The sense of living through a moral crisis right now is almost unbearable, so loud that I feel stupid and culpable talking about anything else. When I talk about the weather, this is what I mean, I mean the present crisis, I mean what we have done to the climate and its living consequences, I mean people dying without water in cages in camps in the sight of our government’s full knowledge, I mean all of our passive or active collaboration. What none of us are good at is grappling with the idea that we are in something, rather than about to be there.
In those doorstop novels (including the unpublished, unfinished manuscript sitting on my desktop glowering at me and wanting attention behind this text application as I write this), the thing of summer, of heatwaves and hot weather and big weather, is always about waiting for something. Humidity in particular, with its heavy-to-bursting threats, is about anticipation. Part of what is masochistically pleasurable about heatwaves and about the awfulness of high humidity is the sense of standing on the edge of a precipice, not daring to look over, knowing something is coming for us, but not quite knowing what it is. Something is going to happen to me.
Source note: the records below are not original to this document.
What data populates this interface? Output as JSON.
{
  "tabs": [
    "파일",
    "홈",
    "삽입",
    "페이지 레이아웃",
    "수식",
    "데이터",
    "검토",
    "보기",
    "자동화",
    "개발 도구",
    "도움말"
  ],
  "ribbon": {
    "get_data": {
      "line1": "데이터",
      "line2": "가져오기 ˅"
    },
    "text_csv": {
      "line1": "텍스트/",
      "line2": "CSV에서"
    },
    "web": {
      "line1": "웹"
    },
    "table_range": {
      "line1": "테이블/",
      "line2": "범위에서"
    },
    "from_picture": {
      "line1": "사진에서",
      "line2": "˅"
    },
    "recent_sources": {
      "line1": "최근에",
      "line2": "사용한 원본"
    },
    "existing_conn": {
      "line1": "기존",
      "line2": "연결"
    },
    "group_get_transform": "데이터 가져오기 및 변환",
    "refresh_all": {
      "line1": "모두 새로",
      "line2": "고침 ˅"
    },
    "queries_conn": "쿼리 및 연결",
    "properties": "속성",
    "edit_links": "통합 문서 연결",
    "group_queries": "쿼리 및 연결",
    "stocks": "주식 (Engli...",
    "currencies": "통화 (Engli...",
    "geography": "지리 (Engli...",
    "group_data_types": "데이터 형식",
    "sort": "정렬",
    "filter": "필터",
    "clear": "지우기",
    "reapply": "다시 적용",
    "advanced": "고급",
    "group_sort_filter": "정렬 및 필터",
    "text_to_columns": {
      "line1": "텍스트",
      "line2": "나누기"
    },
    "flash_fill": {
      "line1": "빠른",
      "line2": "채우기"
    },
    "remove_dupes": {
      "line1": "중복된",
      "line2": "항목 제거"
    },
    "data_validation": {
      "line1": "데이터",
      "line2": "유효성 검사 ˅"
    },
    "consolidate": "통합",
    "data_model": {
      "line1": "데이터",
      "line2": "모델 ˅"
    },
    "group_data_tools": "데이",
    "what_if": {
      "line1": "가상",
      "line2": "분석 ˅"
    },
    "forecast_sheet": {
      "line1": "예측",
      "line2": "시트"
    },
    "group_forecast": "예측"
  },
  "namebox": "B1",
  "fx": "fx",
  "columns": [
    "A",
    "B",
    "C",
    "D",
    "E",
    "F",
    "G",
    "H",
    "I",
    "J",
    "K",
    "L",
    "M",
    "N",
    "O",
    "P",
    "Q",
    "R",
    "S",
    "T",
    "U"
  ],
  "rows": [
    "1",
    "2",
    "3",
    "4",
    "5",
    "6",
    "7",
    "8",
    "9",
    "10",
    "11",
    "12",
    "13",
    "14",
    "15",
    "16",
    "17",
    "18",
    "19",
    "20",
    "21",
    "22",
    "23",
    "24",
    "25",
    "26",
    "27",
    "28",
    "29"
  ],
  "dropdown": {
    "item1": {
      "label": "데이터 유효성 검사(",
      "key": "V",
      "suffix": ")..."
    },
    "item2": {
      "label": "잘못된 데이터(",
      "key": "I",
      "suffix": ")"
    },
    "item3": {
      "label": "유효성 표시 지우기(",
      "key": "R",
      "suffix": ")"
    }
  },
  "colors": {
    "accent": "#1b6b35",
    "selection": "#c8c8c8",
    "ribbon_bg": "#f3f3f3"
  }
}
Since as early as I can remember, I learned to feel comfortable positioning myself on the edge of history, at its cusp. Surely, something is coming, something large as the things in books, but the something will happen to other people. The characters will be someone else, because the characters have always been someone else. We think everything is survivable simply because we have survived things before, because we have survived everything up until now.
One of the many things that is so sickening about the present moment is that it is the present moment. It is no longer acceptable to think of the weather as something not quite real, ephemeral and therefore lushly enjoyable in its awfulness. The heatwave is not trying to tell us about the future that will happen to someone else; the heatwave is the crisis, and so is everything else happening, not in the future, but right now, as I sit in an air-conditioned room and type this. Privilege is the ability to live only in the past or the future, waiting for the moment when something happens right up until the moment when something has already happened.
Much like with the weather, we adjust our expectations as things get worse, so that each new increase can still be not it, not yet. So that the bad weather and the general sense of the world ending around us can still feel like living in the opening chapter of a big doorstop-novel, teetering forever on the edge of the action. But the weather is not a novel, not a framing or scene-setting device, not even the weird enjoyment of feeling sweaty and disgusting on a long walk down a blue avenue coming home in the last hour of the day’s light. Robert Haas says in one of my favorite poems: You hear pain singing in the nerves of things; it is not a song. The weather is an immediate and present crisis like everything else is. We are already living in it. The nightmares continue whether we look at them or not. We are already doing whatever it is that we do in the story. Summer is supposed to feel like nothing counts, but everything counts, and sometimes not even the weather is a metaphor.